Azure Synapse Analytics Code Repository has arrived

by Erwin | Nov 25, 2020 | Azure DevOps, Azure Synapse Analytics, GitHub

Azure Synapse Analytics Code repository

‎I just opened my Azure Synapse Analytics Workspace and got a great surprise, the option Git Configuration is available as of today‎.

After a long wait, today the Git Configuration option became available in Azure Synapse Analytics.

The setup isn't much different from Azure Data Factory, which can be found in this link.

The difference is that we no longer use an adf_publish branch but a workspace_publish branch. Which makes sense if you want to use both Azure Services side by side. In this blog I do quick walkthrough with the Azure Dev Ops Configuration enabled.

Once we have configured everything, we can walk through the Git Configuration options within Azure Synapse Analytics.

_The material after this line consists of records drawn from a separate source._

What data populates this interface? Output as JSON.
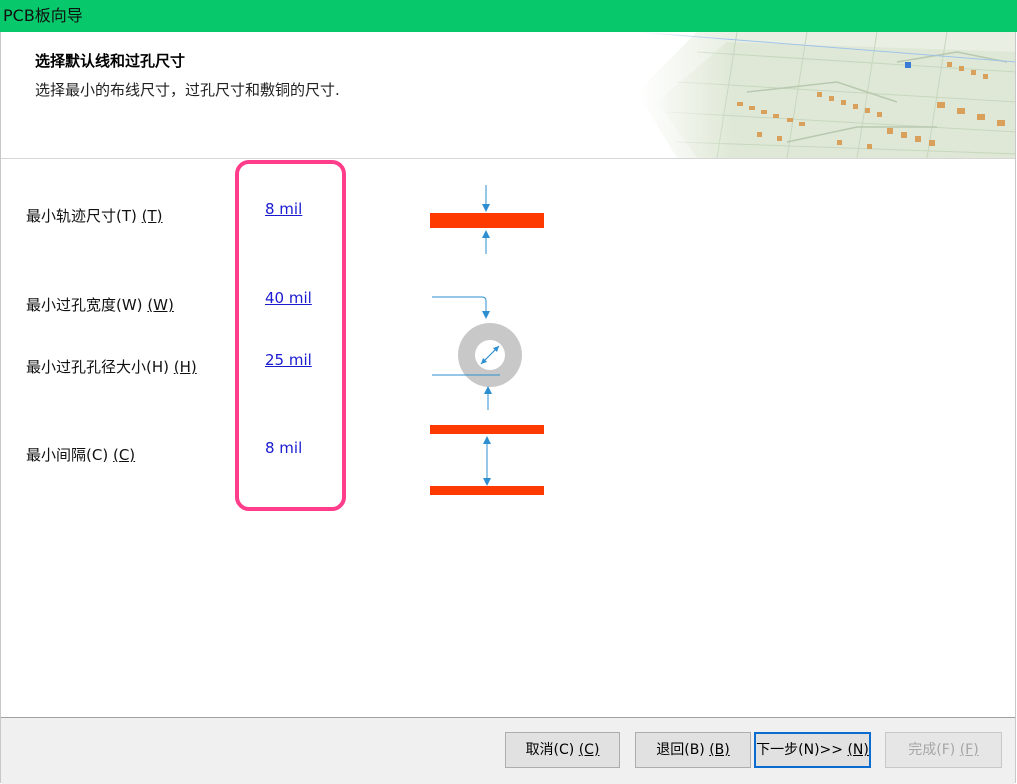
{
  "window": {
    "title": "PCB板向导"
  },
  "header": {
    "title": "选择默认线和过孔尺寸",
    "subtitle": "选择最小的布线尺寸，过孔尺寸和敷铜的尺寸."
  },
  "fields": {
    "track": {
      "label": "最小轨迹尺寸(T)",
      "mnemonic": "(T)",
      "value": "8 mil"
    },
    "via_width": {
      "label": "最小过孔宽度(W)",
      "mnemonic": "(W)",
      "value": "40 mil"
    },
    "via_hole": {
      "label": "最小过孔孔径大小(H)",
      "mnemonic": "(H)",
      "value": "25 mil"
    },
    "clearance": {
      "label": "最小间隔(C)",
      "mnemonic": "(C)",
      "value": "8 mil"
    }
  },
  "buttons": {
    "cancel": {
      "label": "取消(C)",
      "mnemonic": "(C)"
    },
    "back": {
      "label": "退回(B)",
      "mnemonic": "(B)"
    },
    "next": {
      "label": "下一步(N)>>",
      "mnemonic": "(N)"
    },
    "finish": {
      "label": "完成(F)",
      "mnemonic": "(F)"
    }
  },
  "colors": {
    "titlebar": "#07c86a",
    "highlight": "#ff3d8a",
    "track": "#ff3a00",
    "dimension_arrow": "#2e8fd0",
    "via_ring": "#c8c8c8",
    "value_link": "#1a1ad0"
  }
}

I'm sure there will be a lot of them, but below is a list of the ones I noticed first.

Synapse live

After you published your code, it will be available in Synapse Live, like in Azure Data Factory you develop everything in Azure DevOps branches.

Notebooks

After creating a Notebook, we have the option Commit, after you have committed it will be directly saved within your current working branch.

SQL Scripts

Like Notebooks, After creating a SQL Script, we can Commit, after you have committed it will be directly saved within your current working branch.

Pipelines

Also here we have now a Commit option.

Workspace_publish

Beside the Notebooks and the SQL Scripts we can also store the Credentials and Spark Job definitions in Azure Dev Ops

Differences

So as we can see the main differences between Azure Data Factory and Azure Synapse Analytics are:

Workspace_publish branch instead of adf_publish branch.

Commit instead of Save.

Azure Data Factory Pipelines

By moving your code from Azure Data Factory to Azure Synapse Analytics in Azure Dev Ops your Azure Data Factory Configuration will be available in Azure Synapse Analytics.

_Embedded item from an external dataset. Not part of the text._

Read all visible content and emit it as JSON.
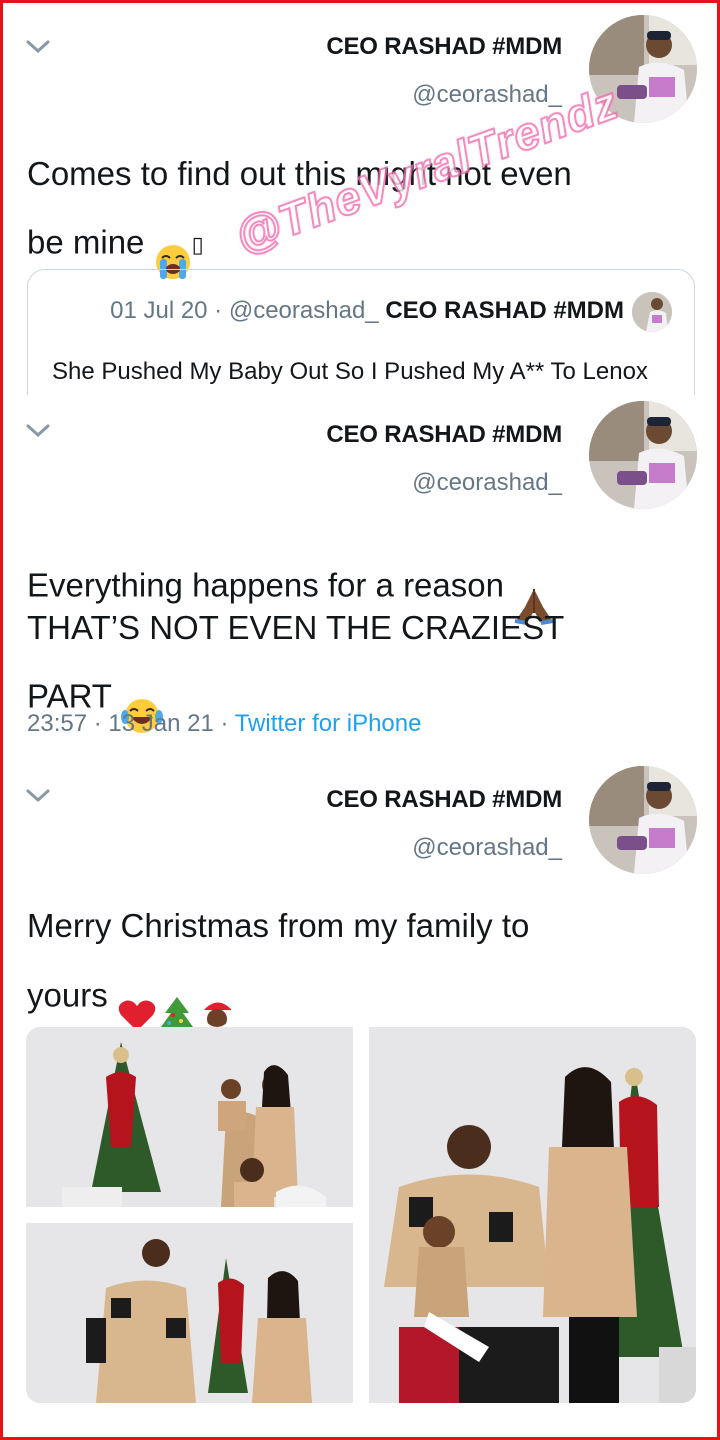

I added my ADF code to Azure Synapse in Azure Dev Ops and it looks the same.

After Refreshing the Azure Synapse Analytics Workspace, in the Data Hub we see the Integration Datasets(ADF DataSets) and the Linked Storage accounts.

And in the Integrate Hub, we see all our Pipelines. And the same is working for our triggers

It looks like that we can reuse our code quite easily. I haven't tested everything yet but I wanted to share this with you as quick as possible. I'm sure a easier way to migrate from Azure Data Factory to Azure Synapse will be on his way, you can use above as a start.

Integration Runtimes

Does everything work as in Azure Data Factory, NO at this moment you can't use the Azure SSIS Integration Runtime and the shared Self Hosted Integration Runtime? But hopefully this will take not that long before it will arrive.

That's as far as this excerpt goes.